Exception Monitoring Across Environments

Tools like Rollbar have changed the way development teams are recording and managing their exceptions. What used to be a very personal developer-by-developer activity can now be a team-wide tool for greater transparency, and increased application quality.

But many still treat exception monitoring as a developer activity, and they are not leveraging its benefits across all environments, from development to stage and integration, to systems testing and production. Let's review why exception monitoring in all environments is so beneficial, and some best practices for setting it up.

By standardizing with Rollbar for exception monitoring across environments and clients, you have better visibility and better input into the application and development processes, and it’s a good way to ensure quality prior to delivering releases to customers.

But even after release, the tool has been extremely useful for:

1. Support of CD and canary releases:

More and more we are asked to consider using continuous delivery (CD) and canary release processes.
While in many cases it is not possible or a good fit, when we do get an opportunity to implement CD,
exception monitoring is the only way to support it, because code goes from developer to source repo
and directly to prod as long as the basic tests show up green. We know very little about the code,
and do not have the eyeballs on exceptions that we normally would. This way, an exception in prod is
just one more trigger to let us know that a release should be rolled back. We do the same for our
server monitoring, so of course we should as well with code. We also use it to help with more
supporting data in A/B testing of releases.

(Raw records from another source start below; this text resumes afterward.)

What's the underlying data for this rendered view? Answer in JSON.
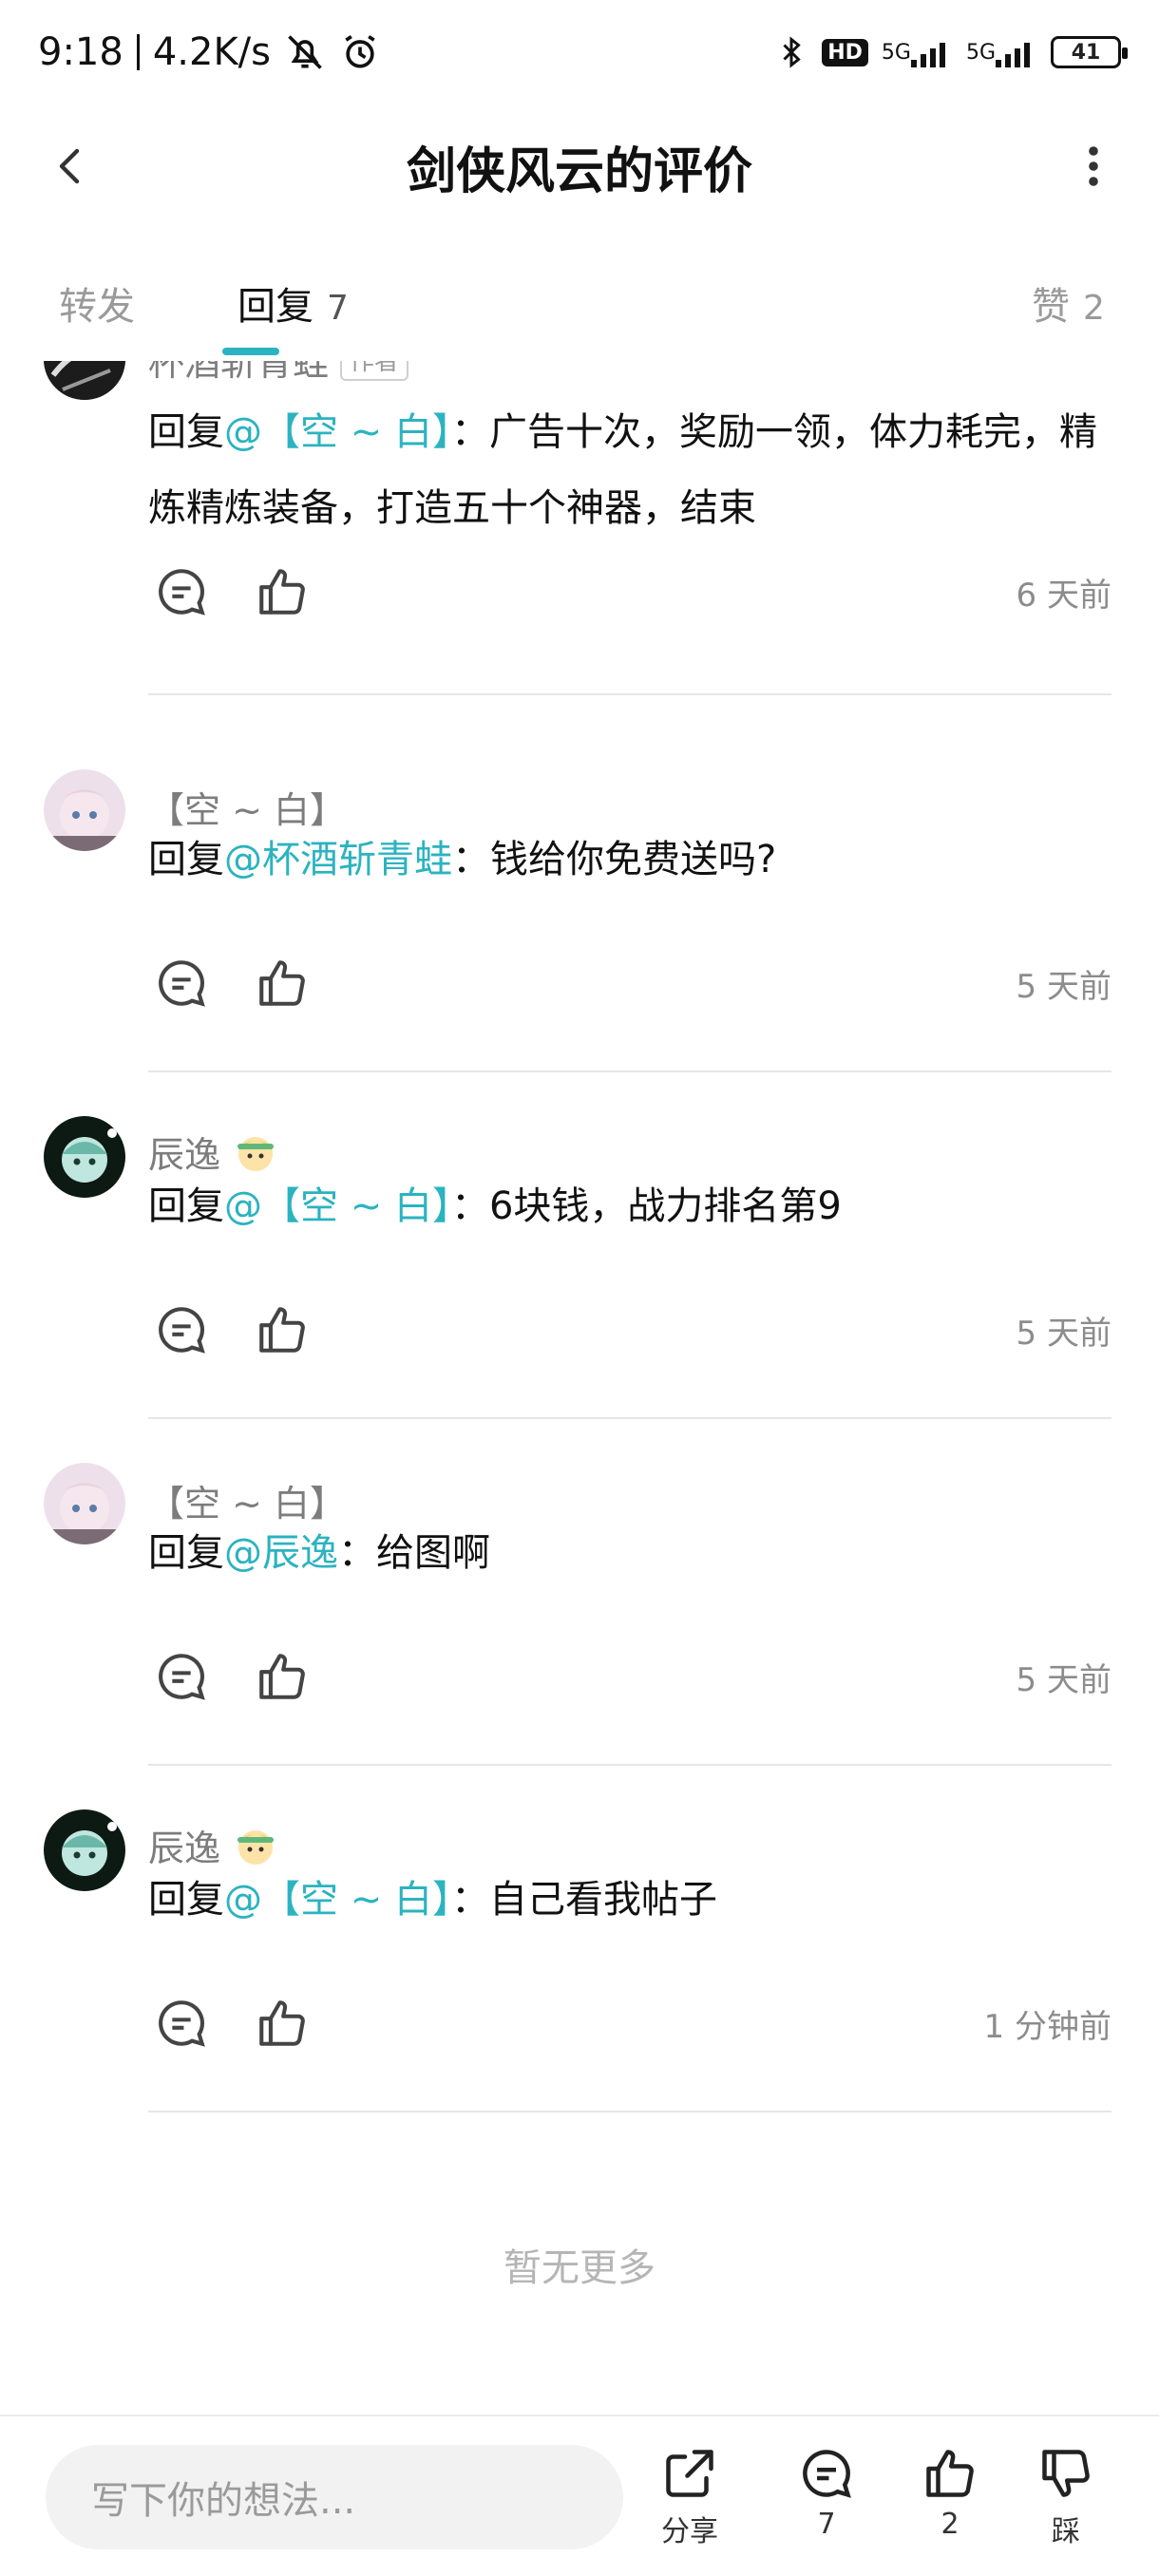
{
  "status_bar": {
    "time": "9:18",
    "speed": "4.2K/s",
    "hd": "HD",
    "net1": "5G",
    "net2": "5G",
    "battery": "41"
  },
  "header": {
    "title": "剑侠风云的评价"
  },
  "tabs": [
    {
      "label": "转发",
      "count": ""
    },
    {
      "label": "回复",
      "count": "7"
    },
    {
      "label": "赞",
      "count": "2"
    }
  ],
  "comments": [
    {
      "author": "杯酒斩青蛙",
      "badge": "作者",
      "prefix": "回复",
      "mention": "@【空 ~ 白】",
      "text": "：广告十次，奖励一领，体力耗完，精炼精炼装备，打造五十个神器，结束",
      "time": "6 天前"
    },
    {
      "author": "【空 ~ 白】",
      "prefix": "回复",
      "mention": "@杯酒斩青蛙",
      "text": "：钱给你免费送吗?",
      "time": "5 天前"
    },
    {
      "author": "辰逸",
      "prefix": "回复",
      "mention": "@【空 ~ 白】",
      "text": "：6块钱，战力排名第9",
      "time": "5 天前"
    },
    {
      "author": "【空 ~ 白】",
      "prefix": "回复",
      "mention": "@辰逸",
      "text": "：给图啊",
      "time": "5 天前"
    },
    {
      "author": "辰逸",
      "prefix": "回复",
      "mention": "@【空 ~ 白】",
      "text": "：自己看我帖子",
      "time": "1 分钟前"
    }
  ],
  "footer_note": "暂无更多",
  "bottom_bar": {
    "input_placeholder": "写下你的想法...",
    "share_label": "分享",
    "comment_count": "7",
    "like_count": "2",
    "dislike_label": "踩"
  },
  "colors": {
    "accent": "#2bb3c0",
    "text": "#111111",
    "muted": "#8c8c8c"
  }
}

2. Ensuring environment parity:

We do our best to ensure parity between all environments, but it’s simply not possible. Different
applications have different requirements in terms of infrastructure. Our development environment is
primarily static, and it is local. Production can be on different configurations, and even different
clouds. So we are dealing with a hybrid scenario where for each client the production environment is
unique. These variables can easily cause issues where the differences in the production environment
compared to dev causes issues in code—things such as a mismatch on frameworks and other artifacts.
When this happens, sometimes exception monitoring is the only way to know.

3. Key Performance Indicator - accountability all the way to production:

I believe that all developers have increasing responsibility for what happens in production. But in
our case, because we own the development processes of our clients, there is no question our
developers are accountable for code quality all the way up to production. And the analytics we
receive from Rollbar help us gauge how well our Dev groups are doing with code quality, where it
matters the most—the user. This allows us to quantify the impact directly and leave no question as
to how what happens in Dev impacts users.

4. Provides details about exceptions:

If there is a bug in production, often QA, Support and Ops teams are left with little information to
pass on to the Dev team. In reality, what usually happens is that it is not reported at all, not
until the error is noticed in earlier environments much later on. With Rollbar we are able to show
details about exceptions. Even if Support, QA and Ops do not understand the details, they are able
to communicate more effectively with developers and get them pointed in the right direction faster.
It helps avoid the “worked on my machine” problem, and helps relate application issues with
potential infrastructure issues. Plus, it reduces the amount of time that it takes for issues to be
resolved. And because we have monitoring of all environments, we can see if the exception was
already showing up in earlier environments. (If so, something is broken in our process.)

5. Helps QA and Ops communicate with developers:

Using the People data feature in Rollbar, we can, via support or email, engage directly with
customers, before they potentially submit a ticket, or even worse, reach out on social media about
the issue they encountered. This is a tailored user experience, and something that only happens in
production.

Rollbar-blog-screenshot-2

6. Web Jobs:

We do a lot of web jobs that run specific serverless functions. In Azure, we use
WebJobs,
Azure Functions and
AWS Lambda. Because these scripts are not a part of our applications
and our applications’ error reporting, it is not easy to know what is going on, or to debug them. In
both AWS and Azure when a script breaks, sometimes the only indicator you get is that the job stops,
or it perpetually restarts. Calls to Rollbar in our exception blocks in some cases is the only way
of knowing if something breaks. When we use Rollbar in our web jobs, we make sure that the web job
is set up as its own environment so we can report on each one.

We do get exceptions and errors in production, even for small applications. See below:

Rollbar-blog-screenshot-1

As long as that is happening, we need exception monitoring in production because as we move from the
development environment to production, the cost of each exception goes up. The consistency across
all environments means that our knowledge does not drop off a cliff, and we have greater
transparency, consistency, and quality of product.